Lots of prior art can be found in nix code online, and nixxers who will lend a hand if you do some of the initial ground work yourself.

Nixel (the nix expressional langauge) and the Nix Daemon are a way of describing reproducable builds. However it’s at the whim of the project build systems, some of which are highly unreproducable nature.

We call this the shifting sands problem, you look out, and you see the pyramids, you look out again, and its sand, and then all of sudden the pyramids are back.

Nix builds are concrete not sand.

Patching in nixpkgs, is usually done if the source is not available or the upstream build system is too unreproduable to be nixxified. , Political reasons are something to watch out for too… upstream licensing can be a mine field. At the end of the day nix tries to be a ‘policy free package manager/build systems’.

As i started to study nix, and study licensing i soon found it a very very very complex area, which in some cases can be counter productive to developers ‘getting the job done effectively’ .

Nix likes to eat source code, give to much binary patching and it will get indigestion

However , if it’s a source build, there is no reason why you can’t build it yourself, hell you can even run hydra if you want to start ‘building’ your own cache.nixos.org ,its fun , but my idea of fun and yours may be very different. :wink:

The full list of policies can be found in the nixpkgs contribution guide.

However , sometimes it best to put a ‘draft’ PR in, and someone will leap in and give and give you a hand.

However, nixpkgs is not the only way to, you could create a flake which compiles all this stuff, and submit a flake.nix to the upstream project or submit the flake to the many online flake ‘registries’ that are spring up all over the internet right now.

I found many upstream projects welcome a .nix file into their projects, some even start using nix to build, test and release their software !

On your side, you can set up CI/CD to build that flake repo continuously as the project release new versions. From a small .nix file you get a lot of utility… and sometimes i feel it cannot be possible… but it is.

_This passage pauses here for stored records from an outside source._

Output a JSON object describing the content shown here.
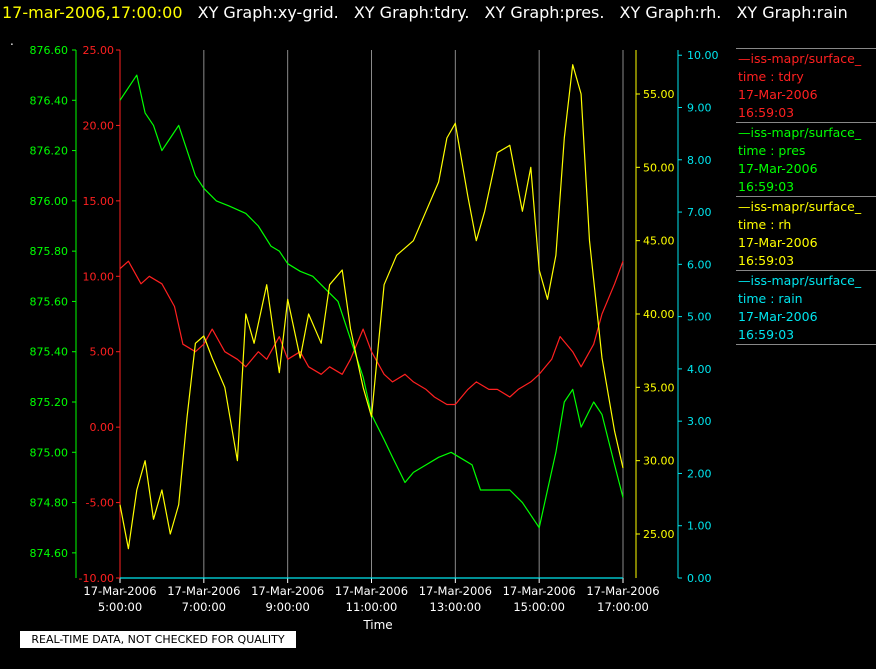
{
  "header": {
    "timestamp": "17-mar-2006,17:00:00",
    "tabs": [
      "XY Graph:xy-grid.",
      "XY Graph:tdry.",
      "XY Graph:pres.",
      "XY Graph:rh.",
      "XY Graph:rain"
    ]
  },
  "marker": ".",
  "notice": "REAL-TIME DATA, NOT CHECKED FOR QUALITY",
  "legend": [
    {
      "line": "—iss-mapr/surface_",
      "var": "time : tdry",
      "date": "17-Mar-2006",
      "time": "16:59:03",
      "color": "#ff2020"
    },
    {
      "line": "—iss-mapr/surface_",
      "var": "time : pres",
      "date": "17-Mar-2006",
      "time": "16:59:03",
      "color": "#00ff00"
    },
    {
      "line": "—iss-mapr/surface_",
      "var": "time : rh",
      "date": "17-Mar-2006",
      "time": "16:59:03",
      "color": "#ffff00"
    },
    {
      "line": "—iss-mapr/surface_",
      "var": "time : rain",
      "date": "17-Mar-2006",
      "time": "16:59:03",
      "color": "#00e5ee"
    }
  ],
  "chart_data": {
    "type": "line",
    "xlabel": "Time",
    "x_ticks": [
      {
        "hour": 5,
        "date": "17-Mar-2006",
        "time": "5:00:00"
      },
      {
        "hour": 7,
        "date": "17-Mar-2006",
        "time": "7:00:00"
      },
      {
        "hour": 9,
        "date": "17-Mar-2006",
        "time": "9:00:00"
      },
      {
        "hour": 11,
        "date": "17-Mar-2006",
        "time": "11:00:00"
      },
      {
        "hour": 13,
        "date": "17-Mar-2006",
        "time": "13:00:00"
      },
      {
        "hour": 15,
        "date": "17-Mar-2006",
        "time": "15:00:00"
      },
      {
        "hour": 17,
        "date": "17-Mar-2006",
        "time": "17:00:00"
      }
    ],
    "xlim": [
      5,
      17
    ],
    "grid": "vertical",
    "axes": {
      "pres": {
        "color": "#00ff00",
        "range": [
          874.5,
          876.6
        ],
        "ticks": [
          "876.60",
          "876.40",
          "876.20",
          "876.00",
          "875.80",
          "875.60",
          "875.40",
          "875.20",
          "875.00",
          "874.80",
          "874.60"
        ]
      },
      "tdry": {
        "color": "#ff2020",
        "range": [
          -10,
          25
        ],
        "ticks": [
          "25.00",
          "20.00",
          "15.00",
          "10.00",
          "5.00",
          "0.00",
          "-5.00",
          "-10.00"
        ]
      },
      "rh": {
        "color": "#ffff00",
        "range": [
          22,
          58
        ],
        "ticks": [
          "55.00",
          "50.00",
          "45.00",
          "40.00",
          "35.00",
          "30.00",
          "25.00"
        ]
      },
      "rain": {
        "color": "#00e5ee",
        "range": [
          0,
          10.1
        ],
        "ticks": [
          "10.00",
          "9.00",
          "8.00",
          "7.00",
          "6.00",
          "5.00",
          "4.00",
          "3.00",
          "2.00",
          "1.00",
          "0.00"
        ]
      }
    },
    "series": [
      {
        "name": "tdry",
        "axis": "tdry",
        "color": "#ff2020",
        "x": [
          5.0,
          5.2,
          5.5,
          5.7,
          6.0,
          6.3,
          6.5,
          6.8,
          7.0,
          7.2,
          7.5,
          7.8,
          8.0,
          8.3,
          8.5,
          8.8,
          9.0,
          9.3,
          9.5,
          9.8,
          10.0,
          10.3,
          10.5,
          10.8,
          11.0,
          11.3,
          11.5,
          11.8,
          12.0,
          12.3,
          12.5,
          12.8,
          13.0,
          13.3,
          13.5,
          13.8,
          14.0,
          14.3,
          14.5,
          14.8,
          15.0,
          15.3,
          15.5,
          15.8,
          16.0,
          16.3,
          16.5,
          16.8,
          17.0
        ],
        "y": [
          10.5,
          11.0,
          9.5,
          10.0,
          9.5,
          8.0,
          5.5,
          5.0,
          5.5,
          6.5,
          5.0,
          4.5,
          4.0,
          5.0,
          4.5,
          6.0,
          4.5,
          5.0,
          4.0,
          3.5,
          4.0,
          3.5,
          4.5,
          6.5,
          5.0,
          3.5,
          3.0,
          3.5,
          3.0,
          2.5,
          2.0,
          1.5,
          1.5,
          2.5,
          3.0,
          2.5,
          2.5,
          2.0,
          2.5,
          3.0,
          3.5,
          4.5,
          6.0,
          5.0,
          4.0,
          5.5,
          7.5,
          9.5,
          11.0
        ]
      },
      {
        "name": "pres",
        "axis": "pres",
        "color": "#00ff00",
        "x": [
          5.0,
          5.2,
          5.4,
          5.6,
          5.8,
          6.0,
          6.2,
          6.4,
          6.6,
          6.8,
          7.0,
          7.3,
          7.6,
          8.0,
          8.3,
          8.6,
          8.8,
          9.0,
          9.3,
          9.6,
          9.9,
          10.2,
          10.5,
          10.8,
          11.0,
          11.3,
          11.5,
          11.8,
          12.0,
          12.3,
          12.6,
          12.9,
          13.2,
          13.4,
          13.6,
          14.0,
          14.3,
          14.6,
          14.8,
          15.0,
          15.2,
          15.4,
          15.6,
          15.8,
          16.0,
          16.3,
          16.5,
          16.8,
          17.0
        ],
        "y": [
          876.4,
          876.45,
          876.5,
          876.35,
          876.3,
          876.2,
          876.25,
          876.3,
          876.2,
          876.1,
          876.05,
          876.0,
          875.98,
          875.95,
          875.9,
          875.82,
          875.8,
          875.75,
          875.72,
          875.7,
          875.65,
          875.6,
          875.45,
          875.3,
          875.15,
          875.05,
          874.98,
          874.88,
          874.92,
          874.95,
          874.98,
          875.0,
          874.97,
          874.95,
          874.85,
          874.85,
          874.85,
          874.8,
          874.75,
          874.7,
          874.85,
          875.0,
          875.2,
          875.25,
          875.1,
          875.2,
          875.15,
          874.95,
          874.82
        ]
      },
      {
        "name": "rh",
        "axis": "rh",
        "color": "#ffff00",
        "x": [
          5.0,
          5.2,
          5.4,
          5.6,
          5.8,
          6.0,
          6.2,
          6.4,
          6.6,
          6.8,
          7.0,
          7.2,
          7.5,
          7.8,
          8.0,
          8.2,
          8.5,
          8.8,
          9.0,
          9.3,
          9.5,
          9.8,
          10.0,
          10.3,
          10.5,
          10.8,
          11.0,
          11.3,
          11.6,
          12.0,
          12.3,
          12.6,
          12.8,
          13.0,
          13.3,
          13.5,
          13.7,
          14.0,
          14.3,
          14.6,
          14.8,
          15.0,
          15.2,
          15.4,
          15.6,
          15.8,
          16.0,
          16.2,
          16.5,
          16.8,
          17.0
        ],
        "y": [
          27.0,
          24.0,
          28.0,
          30.0,
          26.0,
          28.0,
          25.0,
          27.0,
          33.0,
          38.0,
          38.5,
          37.0,
          35.0,
          30.0,
          40.0,
          38.0,
          42.0,
          36.0,
          41.0,
          37.0,
          40.0,
          38.0,
          42.0,
          43.0,
          39.0,
          35.0,
          33.0,
          42.0,
          44.0,
          45.0,
          47.0,
          49.0,
          52.0,
          53.0,
          48.0,
          45.0,
          47.0,
          51.0,
          51.5,
          47.0,
          50.0,
          43.0,
          41.0,
          44.0,
          52.0,
          57.0,
          55.0,
          45.0,
          37.0,
          32.0,
          29.5
        ]
      },
      {
        "name": "rain",
        "axis": "rain",
        "color": "#00e5ee",
        "x": [
          5.0,
          17.0
        ],
        "y": [
          0.0,
          0.0
        ]
      }
    ]
  }
}
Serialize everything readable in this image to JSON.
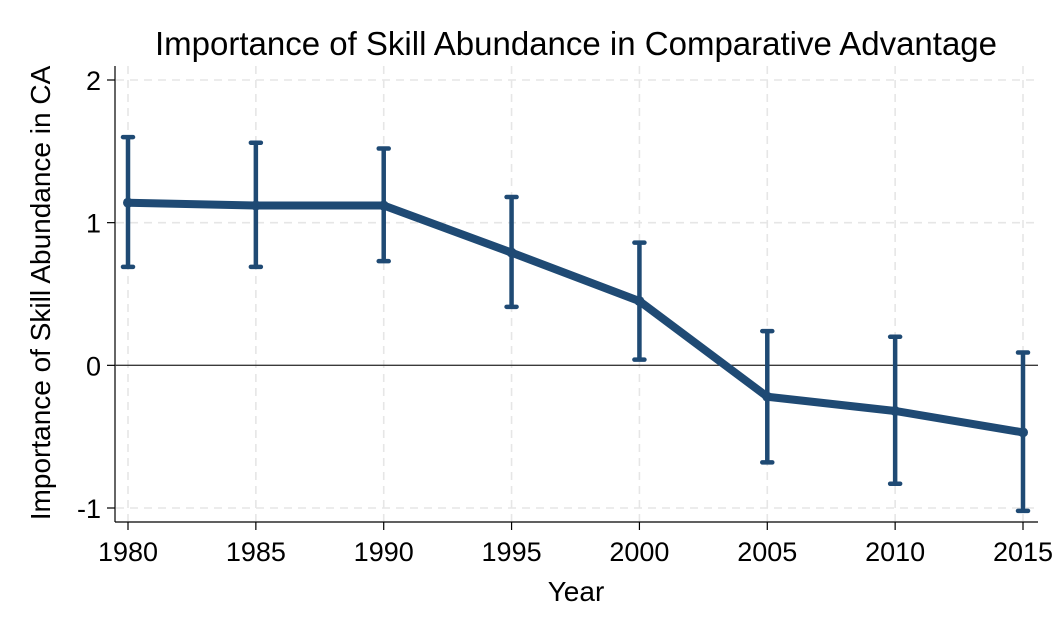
{
  "chart_data": {
    "type": "line",
    "title": "Importance of Skill Abundance in Comparative Advantage",
    "xlabel": "Year",
    "ylabel": "Importance of Skill Abundance in CA",
    "x": [
      1980,
      1985,
      1990,
      1995,
      2000,
      2005,
      2010,
      2015
    ],
    "series": [
      {
        "values": [
          1.14,
          1.12,
          1.12,
          0.79,
          0.45,
          -0.22,
          -0.32,
          -0.47
        ],
        "ci_low": [
          0.69,
          0.69,
          0.73,
          0.41,
          0.04,
          -0.68,
          -0.83,
          -1.02
        ],
        "ci_high": [
          1.6,
          1.56,
          1.52,
          1.18,
          0.86,
          0.24,
          0.2,
          0.09
        ],
        "color": "#1f4a74"
      }
    ],
    "xlim": [
      1980,
      2015
    ],
    "ylim": [
      -1,
      2
    ],
    "xticks": [
      "1980",
      "1985",
      "1990",
      "1995",
      "2000",
      "2005",
      "2010",
      "2015"
    ],
    "yticks": [
      "-1",
      "0",
      "1",
      "2"
    ],
    "reference_line": 0,
    "grid": true,
    "legend": "none"
  }
}
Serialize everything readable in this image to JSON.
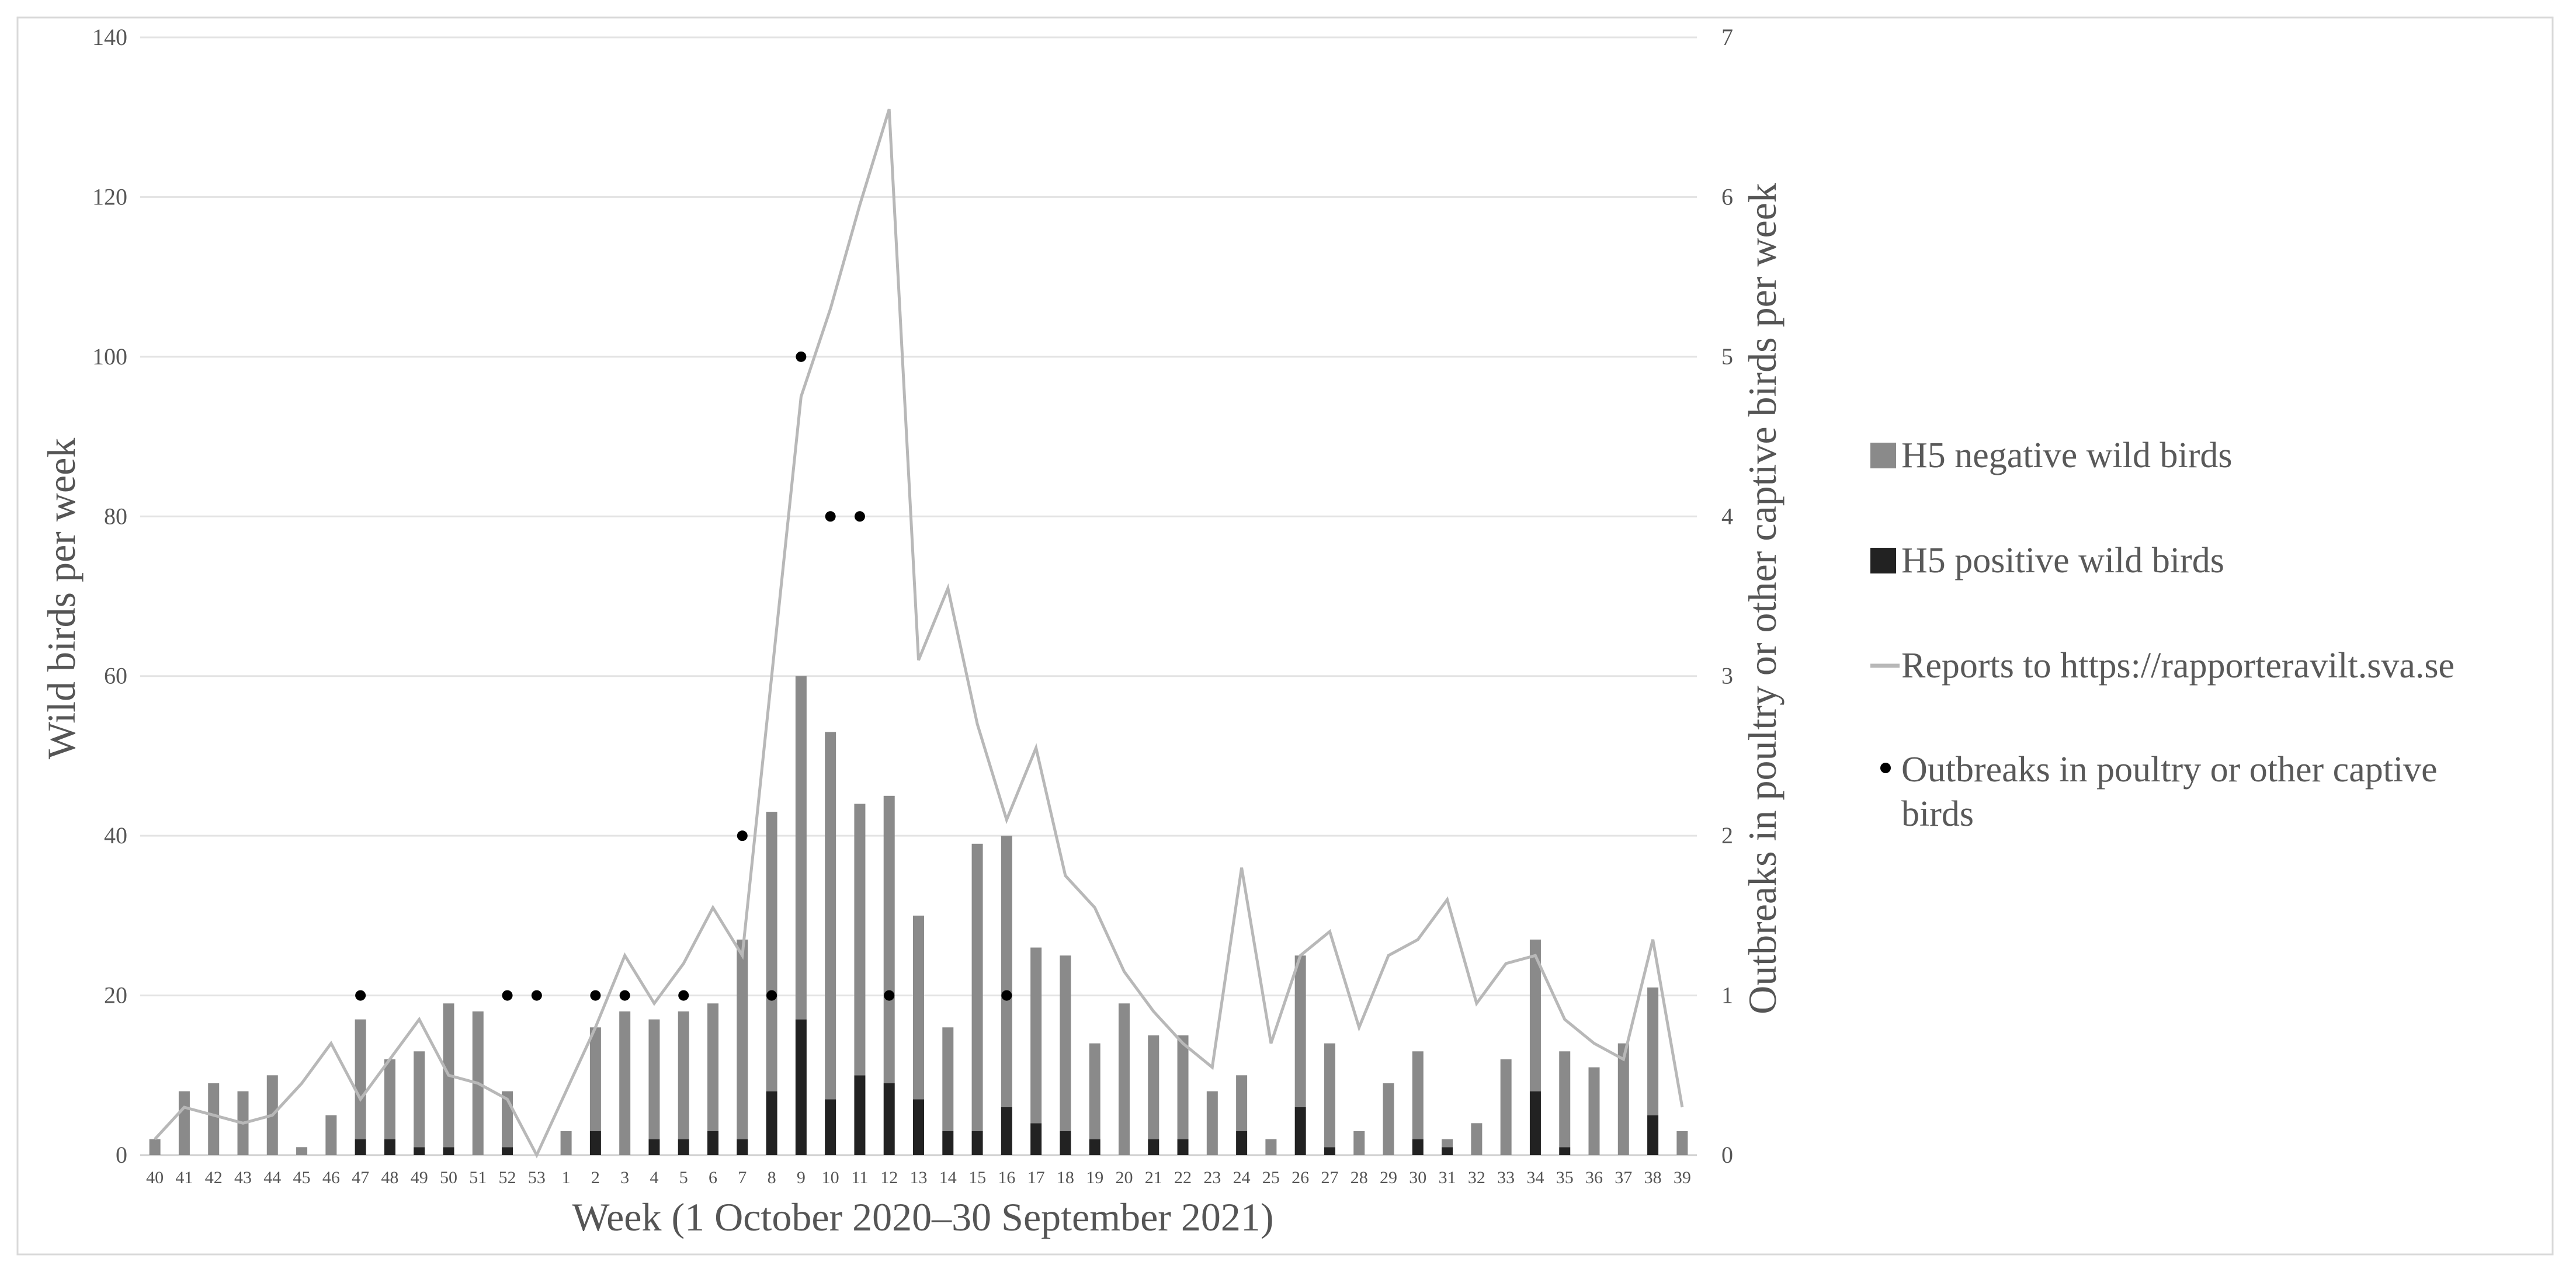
{
  "colors": {
    "negative": "#8a8a8a",
    "positive": "#222222",
    "reports": "#b8b8b8",
    "outbreaks": "#000000",
    "grid": "#e3e3e3",
    "frame": "#d9d9d9"
  },
  "chart_data": {
    "type": "bar",
    "subtype": "stacked bar with line and dot overlay on secondary axis",
    "xlabel": "Week (1 October 2020–30 September 2021)",
    "ylabel": "Wild birds per week",
    "y2label": "Outbreaks in poultry or other captive birds per week",
    "ylim": [
      0,
      140
    ],
    "y2lim": [
      0,
      7
    ],
    "yticks": [
      "0",
      "20",
      "40",
      "60",
      "80",
      "100",
      "120",
      "140"
    ],
    "y2ticks": [
      "0",
      "1",
      "2",
      "3",
      "4",
      "5",
      "6",
      "7"
    ],
    "grid": "horizontal",
    "legend_position": "right",
    "legend": [
      {
        "label": "H5 negative wild birds",
        "kind": "box",
        "color": "#8a8a8a"
      },
      {
        "label": "H5 positive wild birds",
        "kind": "box",
        "color": "#222222"
      },
      {
        "label": "Reports to https://rapporteravilt.sva.se",
        "kind": "line",
        "color": "#b8b8b8"
      },
      {
        "label": "Outbreaks in poultry or other captive birds",
        "kind": "dot",
        "color": "#000000"
      }
    ],
    "categories": [
      "40",
      "41",
      "42",
      "43",
      "44",
      "45",
      "46",
      "47",
      "48",
      "49",
      "50",
      "51",
      "52",
      "53",
      "1",
      "2",
      "3",
      "4",
      "5",
      "6",
      "7",
      "8",
      "9",
      "10",
      "11",
      "12",
      "13",
      "14",
      "15",
      "16",
      "17",
      "18",
      "19",
      "20",
      "21",
      "22",
      "23",
      "24",
      "25",
      "26",
      "27",
      "28",
      "29",
      "30",
      "31",
      "32",
      "33",
      "34",
      "35",
      "36",
      "37",
      "38",
      "39"
    ],
    "series": [
      {
        "name": "H5 negative wild birds",
        "type": "bar",
        "axis": "left",
        "values": [
          2,
          8,
          9,
          8,
          10,
          1,
          5,
          15,
          10,
          12,
          18,
          18,
          7,
          0,
          3,
          13,
          18,
          15,
          16,
          16,
          25,
          35,
          43,
          46,
          34,
          36,
          23,
          13,
          36,
          34,
          22,
          22,
          12,
          19,
          13,
          13,
          8,
          7,
          2,
          19,
          13,
          3,
          9,
          11,
          1,
          4,
          12,
          19,
          12,
          11,
          14,
          16,
          3
        ]
      },
      {
        "name": "H5 positive wild birds",
        "type": "bar",
        "axis": "left",
        "values": [
          0,
          0,
          0,
          0,
          0,
          0,
          0,
          2,
          2,
          1,
          1,
          0,
          1,
          0,
          0,
          3,
          0,
          2,
          2,
          3,
          2,
          8,
          17,
          7,
          10,
          9,
          7,
          3,
          3,
          6,
          4,
          3,
          2,
          0,
          2,
          2,
          0,
          3,
          0,
          6,
          1,
          0,
          0,
          2,
          1,
          0,
          0,
          8,
          1,
          0,
          0,
          5,
          0
        ]
      },
      {
        "name": "Reports to https://rapporteravilt.sva.se",
        "type": "line",
        "axis": "left",
        "values": [
          2,
          6,
          5,
          4,
          5,
          9,
          14,
          7,
          12,
          17,
          10,
          9,
          7,
          0,
          8,
          16,
          25,
          19,
          24,
          31,
          25,
          60,
          95,
          106,
          119,
          131,
          62,
          71,
          54,
          42,
          51,
          35,
          31,
          23,
          18,
          14,
          11,
          36,
          14,
          25,
          28,
          16,
          25,
          27,
          32,
          19,
          24,
          25,
          17,
          14,
          12,
          27,
          6
        ]
      },
      {
        "name": "Outbreaks in poultry or other captive birds",
        "type": "dot",
        "axis": "right",
        "values": [
          null,
          null,
          null,
          null,
          null,
          null,
          null,
          1,
          null,
          null,
          null,
          null,
          1,
          1,
          null,
          1,
          1,
          null,
          1,
          null,
          2,
          1,
          5,
          4,
          4,
          1,
          null,
          null,
          null,
          1,
          null,
          null,
          null,
          null,
          null,
          null,
          null,
          null,
          null,
          null,
          null,
          null,
          null,
          null,
          null,
          null,
          null,
          null,
          null,
          null,
          null,
          null,
          null
        ]
      }
    ]
  }
}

So, you have options and paths.

Nix really can build anything, if you gave it some bricks it would build a house, and you can build it yourself on your machine, not depending on ‘a cloud service’ to do it for you.

if you gave me the nix file, i could build that house too

nix needs your input and your contribution… it’s not perfect, but it’s getting there… get your friends on board…

if you want a world where ‘it works on my machine’ is no longer a valid response… , which i think is as close ‘developer abusive’ as you can get… (this is a joke) … then keep nixing.

The ecosystem is big, and there are lots of things to learn and get into. The best thing i can recommend is seek out a user group or starting one yourself in your region.

The best way to learn nix is be in a room of nixxers, because sharing is what we do best. https://nix.ug or check discourse for a event near you.

Good luck

and may the nix be with you, always.

1 Like

@polygon I have not observed this. If I include stdenv.cc.cc in the buildInputs, then it sure seems like autoPatchelfHook takes care of it.

You must be experiencing different behavior, though? Do you have a reproducible example?